Mordaunt, the MP for Portsmouth North, is among the leading candidates to succeed Boris Johnson as Tory leader and Prime Minister after he announced his plan to resign last week.
Recent polling shows she is highly popular with Tory party members, despite her relative lack of Cabinet experience.
Mordaunt and seven other candidates made it onto the ballot on Tuesday after each securing nominations from at least 20 Conservative MPs. Tory MPs will hold a vote today to determine who will make it into the next round.
Mordaunt is currently expected to fight it out with Foreign Secretary Liz Truss to secure a place in the final two, with the other spot looking like Sunak's.
Asked at her launch how she was different to Truss, Mordaunt said the Conservative party had to win the 2024 general election and that she was its "best shot" of doing that.
"If we do not win the next general election, all those opportunities and the vision that the British people have from us leaving the European Union will not be realised.
"We must win that election. I am your best shot at winning that election. I am the candidate that Labour fear the most. And they are right to," she said.
She appeared to rule out holding a snap general election if elected Prime Minister, saying the British public wanted to "get on with delivering" the party's 2019 manifesto.
Mordaunt announced several policies that she would enact if put into 10 Downing Street.
The minister said she would establish task forces to improve access to GPs and dentists and accelerate house building.
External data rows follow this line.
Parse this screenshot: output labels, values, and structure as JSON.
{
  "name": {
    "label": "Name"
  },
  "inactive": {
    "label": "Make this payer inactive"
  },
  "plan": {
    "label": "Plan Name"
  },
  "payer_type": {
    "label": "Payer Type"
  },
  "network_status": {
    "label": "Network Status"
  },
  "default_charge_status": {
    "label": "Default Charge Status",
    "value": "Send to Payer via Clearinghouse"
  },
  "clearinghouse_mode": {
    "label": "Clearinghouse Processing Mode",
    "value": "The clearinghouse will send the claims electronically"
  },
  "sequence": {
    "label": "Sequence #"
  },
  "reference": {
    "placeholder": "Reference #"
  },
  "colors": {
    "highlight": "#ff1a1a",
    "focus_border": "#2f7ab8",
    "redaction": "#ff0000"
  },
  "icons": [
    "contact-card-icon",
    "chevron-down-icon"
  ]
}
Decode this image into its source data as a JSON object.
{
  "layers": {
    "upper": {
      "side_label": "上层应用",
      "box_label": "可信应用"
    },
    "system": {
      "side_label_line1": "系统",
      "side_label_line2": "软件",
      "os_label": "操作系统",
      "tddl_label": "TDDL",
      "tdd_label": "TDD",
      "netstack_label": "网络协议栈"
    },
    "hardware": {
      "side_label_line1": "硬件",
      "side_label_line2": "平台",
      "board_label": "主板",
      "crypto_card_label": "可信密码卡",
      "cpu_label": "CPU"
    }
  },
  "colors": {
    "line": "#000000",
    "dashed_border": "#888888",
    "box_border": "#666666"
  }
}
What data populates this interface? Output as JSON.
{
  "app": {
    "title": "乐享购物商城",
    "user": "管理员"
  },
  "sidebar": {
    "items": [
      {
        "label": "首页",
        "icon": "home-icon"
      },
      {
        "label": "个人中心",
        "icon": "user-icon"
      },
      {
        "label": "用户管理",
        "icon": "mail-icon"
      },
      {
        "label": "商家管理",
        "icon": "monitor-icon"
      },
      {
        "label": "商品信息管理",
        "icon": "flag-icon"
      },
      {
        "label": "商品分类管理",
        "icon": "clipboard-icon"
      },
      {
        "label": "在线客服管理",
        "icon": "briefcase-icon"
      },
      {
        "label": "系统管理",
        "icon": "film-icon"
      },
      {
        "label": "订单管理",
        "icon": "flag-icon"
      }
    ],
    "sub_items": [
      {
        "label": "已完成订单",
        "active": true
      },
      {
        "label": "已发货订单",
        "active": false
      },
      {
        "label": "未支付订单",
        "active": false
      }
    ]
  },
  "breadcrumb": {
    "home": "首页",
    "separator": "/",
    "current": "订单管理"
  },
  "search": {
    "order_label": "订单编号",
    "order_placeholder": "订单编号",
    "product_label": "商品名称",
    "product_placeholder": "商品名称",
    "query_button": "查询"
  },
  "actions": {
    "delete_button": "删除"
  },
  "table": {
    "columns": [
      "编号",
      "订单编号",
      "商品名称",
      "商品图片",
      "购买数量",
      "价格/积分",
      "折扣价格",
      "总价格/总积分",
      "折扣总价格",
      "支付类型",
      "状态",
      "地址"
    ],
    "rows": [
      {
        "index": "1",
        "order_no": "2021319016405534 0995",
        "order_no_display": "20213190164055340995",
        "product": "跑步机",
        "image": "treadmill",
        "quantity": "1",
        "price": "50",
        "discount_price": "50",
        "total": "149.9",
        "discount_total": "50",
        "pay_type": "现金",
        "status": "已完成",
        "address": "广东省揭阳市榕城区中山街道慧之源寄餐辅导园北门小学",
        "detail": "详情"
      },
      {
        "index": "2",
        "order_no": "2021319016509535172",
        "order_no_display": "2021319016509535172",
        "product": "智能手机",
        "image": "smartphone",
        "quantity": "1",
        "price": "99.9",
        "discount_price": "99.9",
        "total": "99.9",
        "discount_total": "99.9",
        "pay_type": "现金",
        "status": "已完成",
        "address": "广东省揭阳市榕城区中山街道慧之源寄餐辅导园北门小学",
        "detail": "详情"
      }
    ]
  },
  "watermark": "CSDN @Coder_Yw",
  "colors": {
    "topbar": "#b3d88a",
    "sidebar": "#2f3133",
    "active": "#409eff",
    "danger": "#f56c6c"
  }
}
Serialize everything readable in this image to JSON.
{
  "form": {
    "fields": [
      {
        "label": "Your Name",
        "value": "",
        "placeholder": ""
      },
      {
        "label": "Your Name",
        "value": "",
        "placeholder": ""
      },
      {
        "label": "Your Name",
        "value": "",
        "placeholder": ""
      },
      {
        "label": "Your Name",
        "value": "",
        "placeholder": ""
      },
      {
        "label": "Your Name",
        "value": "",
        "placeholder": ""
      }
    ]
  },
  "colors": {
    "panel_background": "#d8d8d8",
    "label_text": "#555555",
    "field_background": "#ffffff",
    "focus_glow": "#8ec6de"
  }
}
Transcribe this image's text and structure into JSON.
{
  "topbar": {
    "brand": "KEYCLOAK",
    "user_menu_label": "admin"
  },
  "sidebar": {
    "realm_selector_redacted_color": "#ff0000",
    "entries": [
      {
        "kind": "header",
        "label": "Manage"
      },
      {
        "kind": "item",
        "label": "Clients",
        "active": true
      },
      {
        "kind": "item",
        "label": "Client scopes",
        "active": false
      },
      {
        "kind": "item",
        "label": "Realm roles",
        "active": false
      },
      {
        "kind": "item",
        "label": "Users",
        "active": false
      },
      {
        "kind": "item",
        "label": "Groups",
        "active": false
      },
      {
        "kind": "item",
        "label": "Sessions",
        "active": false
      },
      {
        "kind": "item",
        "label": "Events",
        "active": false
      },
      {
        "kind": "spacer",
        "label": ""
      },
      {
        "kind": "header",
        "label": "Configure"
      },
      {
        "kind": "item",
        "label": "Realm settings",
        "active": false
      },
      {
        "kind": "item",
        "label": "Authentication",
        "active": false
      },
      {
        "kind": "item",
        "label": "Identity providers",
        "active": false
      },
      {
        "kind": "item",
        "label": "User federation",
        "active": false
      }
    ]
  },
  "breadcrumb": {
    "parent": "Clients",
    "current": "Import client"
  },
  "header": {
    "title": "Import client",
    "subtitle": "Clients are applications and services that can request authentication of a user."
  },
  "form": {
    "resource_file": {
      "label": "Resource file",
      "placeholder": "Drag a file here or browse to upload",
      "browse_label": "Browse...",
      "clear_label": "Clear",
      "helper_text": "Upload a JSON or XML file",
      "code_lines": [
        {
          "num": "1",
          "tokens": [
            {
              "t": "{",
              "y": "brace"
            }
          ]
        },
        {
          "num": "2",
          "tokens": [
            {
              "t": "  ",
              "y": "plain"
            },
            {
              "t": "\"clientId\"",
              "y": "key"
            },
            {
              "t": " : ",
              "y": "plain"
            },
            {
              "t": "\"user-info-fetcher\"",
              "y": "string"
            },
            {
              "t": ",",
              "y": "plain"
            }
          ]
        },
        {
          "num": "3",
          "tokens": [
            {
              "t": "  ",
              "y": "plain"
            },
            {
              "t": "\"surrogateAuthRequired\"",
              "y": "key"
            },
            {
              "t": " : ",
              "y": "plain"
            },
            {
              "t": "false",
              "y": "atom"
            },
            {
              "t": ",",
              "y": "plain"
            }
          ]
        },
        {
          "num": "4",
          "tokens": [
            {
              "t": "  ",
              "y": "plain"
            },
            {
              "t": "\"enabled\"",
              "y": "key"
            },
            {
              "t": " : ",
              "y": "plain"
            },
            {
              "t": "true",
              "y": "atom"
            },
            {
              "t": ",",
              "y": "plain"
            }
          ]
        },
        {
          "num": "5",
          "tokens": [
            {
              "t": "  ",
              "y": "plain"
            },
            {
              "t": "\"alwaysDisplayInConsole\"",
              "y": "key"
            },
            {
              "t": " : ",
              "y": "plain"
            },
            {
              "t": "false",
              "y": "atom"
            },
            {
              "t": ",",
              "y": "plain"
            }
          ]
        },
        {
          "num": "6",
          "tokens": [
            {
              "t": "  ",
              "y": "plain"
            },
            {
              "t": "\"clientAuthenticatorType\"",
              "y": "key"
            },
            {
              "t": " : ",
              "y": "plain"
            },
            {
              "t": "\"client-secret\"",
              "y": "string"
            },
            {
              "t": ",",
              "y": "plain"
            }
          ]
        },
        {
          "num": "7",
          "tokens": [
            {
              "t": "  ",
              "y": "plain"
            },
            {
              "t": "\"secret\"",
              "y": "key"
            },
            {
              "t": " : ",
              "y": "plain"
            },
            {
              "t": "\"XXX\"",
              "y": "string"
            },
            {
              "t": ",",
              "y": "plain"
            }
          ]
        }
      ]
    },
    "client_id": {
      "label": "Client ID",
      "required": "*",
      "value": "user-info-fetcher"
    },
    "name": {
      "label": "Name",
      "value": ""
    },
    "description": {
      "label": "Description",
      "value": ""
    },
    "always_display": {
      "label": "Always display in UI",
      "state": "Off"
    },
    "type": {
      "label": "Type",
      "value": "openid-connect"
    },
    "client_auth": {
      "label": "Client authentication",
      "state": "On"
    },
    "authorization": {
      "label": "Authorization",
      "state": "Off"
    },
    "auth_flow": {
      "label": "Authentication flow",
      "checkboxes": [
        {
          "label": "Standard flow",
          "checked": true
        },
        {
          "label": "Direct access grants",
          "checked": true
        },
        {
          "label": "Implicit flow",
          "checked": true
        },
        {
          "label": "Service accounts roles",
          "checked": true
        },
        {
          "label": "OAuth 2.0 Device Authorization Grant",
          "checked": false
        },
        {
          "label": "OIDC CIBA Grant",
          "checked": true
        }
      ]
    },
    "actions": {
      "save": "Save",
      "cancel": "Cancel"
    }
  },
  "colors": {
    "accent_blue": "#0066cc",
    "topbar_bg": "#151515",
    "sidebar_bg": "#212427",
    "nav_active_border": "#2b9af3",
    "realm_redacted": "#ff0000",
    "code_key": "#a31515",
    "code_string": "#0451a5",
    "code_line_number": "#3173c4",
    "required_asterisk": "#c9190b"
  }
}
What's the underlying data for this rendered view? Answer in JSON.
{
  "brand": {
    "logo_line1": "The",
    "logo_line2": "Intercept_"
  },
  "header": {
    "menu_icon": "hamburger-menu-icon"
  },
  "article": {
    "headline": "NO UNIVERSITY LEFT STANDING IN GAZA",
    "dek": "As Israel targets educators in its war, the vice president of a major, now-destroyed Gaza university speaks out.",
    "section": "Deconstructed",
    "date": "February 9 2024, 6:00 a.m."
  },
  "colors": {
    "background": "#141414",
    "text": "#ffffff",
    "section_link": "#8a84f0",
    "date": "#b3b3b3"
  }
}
She added that she would set up a civil defence force to take pressure off the army, and reform childcare so that families are each given a "budget" to use as they see fit.
Mordaunt, who was introduced by former Cabinet minister Andrea Leadsom, said her sense of national service derived from seeing British ships leave Portsmouth Harbour for the Falklands at the age of nine.
"I didn't know much about that scene at nine-years-old. But witnessing it, and Thatcher's resolve at the time, I knew my country stood up to bullies," she said.